Criminosos estão explorando o nome do Tribunal de Justiça de Sergipe (TJSE) para aplicar golpes pelo WhatsApp, usando pressão psicológica, ameaças e links suspeitos para arrancar dinheiro e dados das vítimas. O alerta é oficial: a fraude já circula e pode atingir qualquer pessoa.
Segundo o TJSE, os golpistas fingem ser Oficiais de Justiça ou Executores de Mandados e enviam mensagens falando em bloqueio de contas, dívidas, pendências judiciais e “regularizações urgentes”. O objetivo é forçar a vítima a clicar em links ou fornecer informações pessoais.
A estratégia é simples e perigosa: criar medo para provocar reação rápida antes que a pessoa desconfie.

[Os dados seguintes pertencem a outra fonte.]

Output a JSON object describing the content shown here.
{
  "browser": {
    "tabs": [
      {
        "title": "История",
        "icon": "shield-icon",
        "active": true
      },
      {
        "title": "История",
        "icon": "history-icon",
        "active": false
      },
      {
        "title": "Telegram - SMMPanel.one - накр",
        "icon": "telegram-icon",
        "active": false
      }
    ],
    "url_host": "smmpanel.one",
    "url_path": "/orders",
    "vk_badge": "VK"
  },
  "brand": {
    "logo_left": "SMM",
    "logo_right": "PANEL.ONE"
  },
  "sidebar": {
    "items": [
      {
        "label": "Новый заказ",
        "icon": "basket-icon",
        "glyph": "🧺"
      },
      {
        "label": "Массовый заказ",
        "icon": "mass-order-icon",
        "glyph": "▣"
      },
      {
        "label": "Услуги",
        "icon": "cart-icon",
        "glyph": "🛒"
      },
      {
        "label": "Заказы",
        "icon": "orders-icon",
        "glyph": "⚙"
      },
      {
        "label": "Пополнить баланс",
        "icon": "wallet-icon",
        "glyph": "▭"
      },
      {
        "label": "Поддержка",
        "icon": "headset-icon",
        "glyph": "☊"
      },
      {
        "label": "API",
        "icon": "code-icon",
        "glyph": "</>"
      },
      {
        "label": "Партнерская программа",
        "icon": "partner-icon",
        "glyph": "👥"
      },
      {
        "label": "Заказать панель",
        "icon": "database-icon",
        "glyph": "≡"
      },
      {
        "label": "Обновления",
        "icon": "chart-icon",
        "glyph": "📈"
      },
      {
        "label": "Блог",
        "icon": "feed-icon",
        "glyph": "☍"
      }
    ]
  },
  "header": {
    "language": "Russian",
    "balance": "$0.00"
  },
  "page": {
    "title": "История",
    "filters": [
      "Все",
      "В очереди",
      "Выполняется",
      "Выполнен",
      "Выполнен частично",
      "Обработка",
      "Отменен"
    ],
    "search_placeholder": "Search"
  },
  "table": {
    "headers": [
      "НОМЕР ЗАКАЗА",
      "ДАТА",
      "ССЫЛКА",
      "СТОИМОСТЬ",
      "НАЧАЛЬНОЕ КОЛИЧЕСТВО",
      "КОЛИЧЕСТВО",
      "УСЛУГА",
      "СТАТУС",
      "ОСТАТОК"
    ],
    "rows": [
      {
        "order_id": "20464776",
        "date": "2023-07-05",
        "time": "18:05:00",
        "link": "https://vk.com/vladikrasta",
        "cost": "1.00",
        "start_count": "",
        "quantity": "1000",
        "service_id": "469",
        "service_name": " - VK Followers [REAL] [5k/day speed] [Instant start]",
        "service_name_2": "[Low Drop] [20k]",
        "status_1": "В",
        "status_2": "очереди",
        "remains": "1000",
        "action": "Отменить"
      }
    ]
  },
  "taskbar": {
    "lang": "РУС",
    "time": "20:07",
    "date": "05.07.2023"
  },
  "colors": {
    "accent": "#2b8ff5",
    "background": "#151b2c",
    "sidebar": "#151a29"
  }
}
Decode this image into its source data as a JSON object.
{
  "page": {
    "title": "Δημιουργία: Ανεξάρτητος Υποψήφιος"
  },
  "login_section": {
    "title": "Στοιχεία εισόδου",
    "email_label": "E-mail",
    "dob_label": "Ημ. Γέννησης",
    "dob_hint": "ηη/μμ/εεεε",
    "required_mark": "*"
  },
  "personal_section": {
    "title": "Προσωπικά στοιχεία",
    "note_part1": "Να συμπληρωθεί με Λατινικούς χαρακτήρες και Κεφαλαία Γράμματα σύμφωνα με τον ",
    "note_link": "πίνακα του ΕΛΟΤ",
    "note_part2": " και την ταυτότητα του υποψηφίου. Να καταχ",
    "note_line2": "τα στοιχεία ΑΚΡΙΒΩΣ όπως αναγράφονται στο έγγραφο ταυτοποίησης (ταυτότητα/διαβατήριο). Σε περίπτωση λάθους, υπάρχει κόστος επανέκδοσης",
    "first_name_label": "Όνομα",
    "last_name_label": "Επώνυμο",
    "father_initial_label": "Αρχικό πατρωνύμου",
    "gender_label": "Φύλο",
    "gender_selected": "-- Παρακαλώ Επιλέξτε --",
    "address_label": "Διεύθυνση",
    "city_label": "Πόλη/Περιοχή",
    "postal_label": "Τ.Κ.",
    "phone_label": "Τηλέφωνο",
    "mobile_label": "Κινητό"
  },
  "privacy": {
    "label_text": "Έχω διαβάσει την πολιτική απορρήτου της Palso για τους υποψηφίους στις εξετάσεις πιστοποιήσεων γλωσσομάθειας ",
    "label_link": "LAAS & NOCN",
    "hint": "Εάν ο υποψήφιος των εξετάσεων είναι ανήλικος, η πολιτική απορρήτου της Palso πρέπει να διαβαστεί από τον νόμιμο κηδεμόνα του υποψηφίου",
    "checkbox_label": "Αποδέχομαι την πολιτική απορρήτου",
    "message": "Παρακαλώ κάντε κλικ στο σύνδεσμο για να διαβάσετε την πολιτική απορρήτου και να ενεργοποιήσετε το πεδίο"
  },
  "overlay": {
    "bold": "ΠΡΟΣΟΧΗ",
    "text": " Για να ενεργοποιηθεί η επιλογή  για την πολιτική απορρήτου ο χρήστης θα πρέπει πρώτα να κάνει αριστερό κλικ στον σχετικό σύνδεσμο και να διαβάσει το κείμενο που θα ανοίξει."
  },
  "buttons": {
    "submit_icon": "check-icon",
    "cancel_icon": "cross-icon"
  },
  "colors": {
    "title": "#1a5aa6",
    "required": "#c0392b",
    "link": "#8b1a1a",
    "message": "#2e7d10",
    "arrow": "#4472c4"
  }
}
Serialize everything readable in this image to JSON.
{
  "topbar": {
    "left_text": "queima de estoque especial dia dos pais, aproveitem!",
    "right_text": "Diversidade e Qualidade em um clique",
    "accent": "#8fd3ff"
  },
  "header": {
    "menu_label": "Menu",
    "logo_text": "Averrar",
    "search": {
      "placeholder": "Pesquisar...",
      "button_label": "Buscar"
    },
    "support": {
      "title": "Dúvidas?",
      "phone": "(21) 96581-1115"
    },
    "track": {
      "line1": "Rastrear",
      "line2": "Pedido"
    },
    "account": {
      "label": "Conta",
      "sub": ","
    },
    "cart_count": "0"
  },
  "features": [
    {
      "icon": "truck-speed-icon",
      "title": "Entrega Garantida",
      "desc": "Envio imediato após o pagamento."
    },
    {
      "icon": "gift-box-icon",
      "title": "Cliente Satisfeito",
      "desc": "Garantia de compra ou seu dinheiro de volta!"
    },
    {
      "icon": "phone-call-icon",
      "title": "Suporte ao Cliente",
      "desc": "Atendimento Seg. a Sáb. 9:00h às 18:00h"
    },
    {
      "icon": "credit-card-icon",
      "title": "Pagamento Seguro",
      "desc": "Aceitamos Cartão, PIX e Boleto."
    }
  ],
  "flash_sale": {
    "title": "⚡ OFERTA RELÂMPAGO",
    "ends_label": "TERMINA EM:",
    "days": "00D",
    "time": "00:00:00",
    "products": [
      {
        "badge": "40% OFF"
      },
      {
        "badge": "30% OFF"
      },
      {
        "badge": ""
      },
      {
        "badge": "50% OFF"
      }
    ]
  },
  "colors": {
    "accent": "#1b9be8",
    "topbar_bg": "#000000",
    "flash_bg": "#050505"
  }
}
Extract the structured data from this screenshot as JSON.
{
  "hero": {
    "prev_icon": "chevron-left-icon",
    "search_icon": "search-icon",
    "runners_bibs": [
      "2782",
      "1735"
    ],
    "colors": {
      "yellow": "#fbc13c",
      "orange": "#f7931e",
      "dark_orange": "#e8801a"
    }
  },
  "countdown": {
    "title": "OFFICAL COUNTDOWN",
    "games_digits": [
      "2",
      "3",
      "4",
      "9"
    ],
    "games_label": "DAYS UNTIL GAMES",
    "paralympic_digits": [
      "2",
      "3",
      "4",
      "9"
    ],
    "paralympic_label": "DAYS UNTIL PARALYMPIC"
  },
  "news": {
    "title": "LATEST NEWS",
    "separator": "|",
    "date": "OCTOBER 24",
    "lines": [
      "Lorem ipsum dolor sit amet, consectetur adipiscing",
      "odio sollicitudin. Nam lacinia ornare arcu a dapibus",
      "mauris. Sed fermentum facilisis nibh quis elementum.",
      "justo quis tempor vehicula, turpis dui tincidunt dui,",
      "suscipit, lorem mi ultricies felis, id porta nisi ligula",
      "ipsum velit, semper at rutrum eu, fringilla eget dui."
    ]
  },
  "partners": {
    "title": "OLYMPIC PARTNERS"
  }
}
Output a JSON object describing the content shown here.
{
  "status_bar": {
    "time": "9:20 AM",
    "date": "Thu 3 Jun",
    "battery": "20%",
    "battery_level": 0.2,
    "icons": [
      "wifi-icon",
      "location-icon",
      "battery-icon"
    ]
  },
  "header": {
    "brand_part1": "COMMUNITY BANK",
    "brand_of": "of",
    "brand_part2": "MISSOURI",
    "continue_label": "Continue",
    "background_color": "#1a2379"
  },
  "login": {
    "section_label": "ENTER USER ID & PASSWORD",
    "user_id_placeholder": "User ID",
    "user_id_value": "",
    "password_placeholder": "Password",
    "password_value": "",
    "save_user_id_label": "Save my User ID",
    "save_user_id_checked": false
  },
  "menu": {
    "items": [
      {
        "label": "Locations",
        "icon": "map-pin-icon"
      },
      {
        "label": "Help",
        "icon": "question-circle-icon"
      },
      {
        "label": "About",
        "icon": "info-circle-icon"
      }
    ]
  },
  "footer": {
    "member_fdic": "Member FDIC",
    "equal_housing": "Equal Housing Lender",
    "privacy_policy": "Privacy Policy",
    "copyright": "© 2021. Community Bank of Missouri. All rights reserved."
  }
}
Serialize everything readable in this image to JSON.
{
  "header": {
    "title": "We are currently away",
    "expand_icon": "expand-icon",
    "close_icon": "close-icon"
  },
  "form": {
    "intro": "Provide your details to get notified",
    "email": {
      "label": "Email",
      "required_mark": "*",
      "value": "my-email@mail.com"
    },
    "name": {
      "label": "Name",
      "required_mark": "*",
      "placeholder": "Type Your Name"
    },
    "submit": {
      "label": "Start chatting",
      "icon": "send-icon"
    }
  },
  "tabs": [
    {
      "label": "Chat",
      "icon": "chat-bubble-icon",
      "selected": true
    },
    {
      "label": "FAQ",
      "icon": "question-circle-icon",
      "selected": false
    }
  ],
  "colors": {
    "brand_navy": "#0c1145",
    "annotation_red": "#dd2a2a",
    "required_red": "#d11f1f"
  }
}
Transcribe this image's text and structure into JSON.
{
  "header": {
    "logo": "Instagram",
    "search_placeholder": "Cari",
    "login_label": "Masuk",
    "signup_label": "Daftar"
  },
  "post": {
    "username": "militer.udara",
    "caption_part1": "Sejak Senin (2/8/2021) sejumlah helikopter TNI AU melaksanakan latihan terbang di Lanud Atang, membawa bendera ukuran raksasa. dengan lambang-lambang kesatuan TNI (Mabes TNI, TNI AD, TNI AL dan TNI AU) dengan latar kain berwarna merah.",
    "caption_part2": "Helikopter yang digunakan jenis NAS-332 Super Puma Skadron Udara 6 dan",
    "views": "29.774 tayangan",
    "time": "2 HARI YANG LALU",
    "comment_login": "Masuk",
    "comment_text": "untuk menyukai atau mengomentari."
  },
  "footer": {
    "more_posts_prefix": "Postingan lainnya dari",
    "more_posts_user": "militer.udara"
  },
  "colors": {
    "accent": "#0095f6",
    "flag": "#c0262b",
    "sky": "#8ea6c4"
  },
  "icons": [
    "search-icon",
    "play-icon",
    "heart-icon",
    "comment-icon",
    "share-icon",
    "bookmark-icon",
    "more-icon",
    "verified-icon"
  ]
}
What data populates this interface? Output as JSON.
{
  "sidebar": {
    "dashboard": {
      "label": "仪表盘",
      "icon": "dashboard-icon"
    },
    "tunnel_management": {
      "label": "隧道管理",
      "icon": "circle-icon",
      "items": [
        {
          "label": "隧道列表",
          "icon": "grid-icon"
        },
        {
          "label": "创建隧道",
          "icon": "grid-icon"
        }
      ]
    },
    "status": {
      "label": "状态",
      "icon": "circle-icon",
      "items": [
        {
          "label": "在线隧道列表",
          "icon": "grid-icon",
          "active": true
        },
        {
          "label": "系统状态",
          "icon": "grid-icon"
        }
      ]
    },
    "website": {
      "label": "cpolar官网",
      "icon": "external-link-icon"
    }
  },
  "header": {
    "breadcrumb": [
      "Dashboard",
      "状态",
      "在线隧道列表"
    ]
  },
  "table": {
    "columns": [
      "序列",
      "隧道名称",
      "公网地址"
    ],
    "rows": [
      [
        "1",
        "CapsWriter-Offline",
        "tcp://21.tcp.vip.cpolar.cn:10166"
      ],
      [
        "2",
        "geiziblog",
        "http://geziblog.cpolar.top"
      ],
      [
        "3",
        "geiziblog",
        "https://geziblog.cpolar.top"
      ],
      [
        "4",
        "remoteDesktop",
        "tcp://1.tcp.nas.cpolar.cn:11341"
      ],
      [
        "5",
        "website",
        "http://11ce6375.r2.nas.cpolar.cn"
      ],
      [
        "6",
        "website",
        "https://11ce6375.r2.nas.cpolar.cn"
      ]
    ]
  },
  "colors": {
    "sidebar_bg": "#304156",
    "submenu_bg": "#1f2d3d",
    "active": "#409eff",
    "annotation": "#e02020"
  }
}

Como é uma intimação verdadeira
O Tribunal confirma que pode usar o WhatsApp para comunicações oficiais, mas existe um protocolo rígido. Uma mensagem legítima sempre traz:
Identificação completa do servidor
Número de matrícula funcional
Foto do crachá (frente e verso) com QR Code de validação
Citação da portaria que autoriza o contato
Envio do mandado judicial oficial
Pedido de confirmação de recebimento
Solicitação de documento apenas para conferência
Nenhum link
Se tiver link, cobrança ou tom de ameaça, o sinal de alerta deve acender.
Sinais claros de golpe
O TJSE aponta padrões recorrentes nas mensagens falsas:
Links para “pagamento” ou “desbloqueio”
Dívidas que a pessoa desconhece
Linguagem alarmista e pressão por resposta imediata
Erros de português
Números estranhos ou internacionais
Essas práticas não fazem parte da comunicação do Judiciário.
O que fazer se receber
A orientação é direta:
Não clicar em links
Não enviar dados pessoais
Conferir nome e matrícula do servidor
Confirmar a informação com a unidade judicial
Registrar boletim de ocorrência em caso de tentativa de golpe
Bloquear o número
Alerta que vai além de Sergipe
Golpes digitais usando nomes de instituições públicas vêm crescendo no país. O uso do WhatsApp facilita a ação dos criminosos, que se aproveitam da confiança das pessoas na Justiça.
O TJSE afirma que continuará reforçando campanhas de conscientização. No cenário atual, informação virou a principal defesa do cidadão.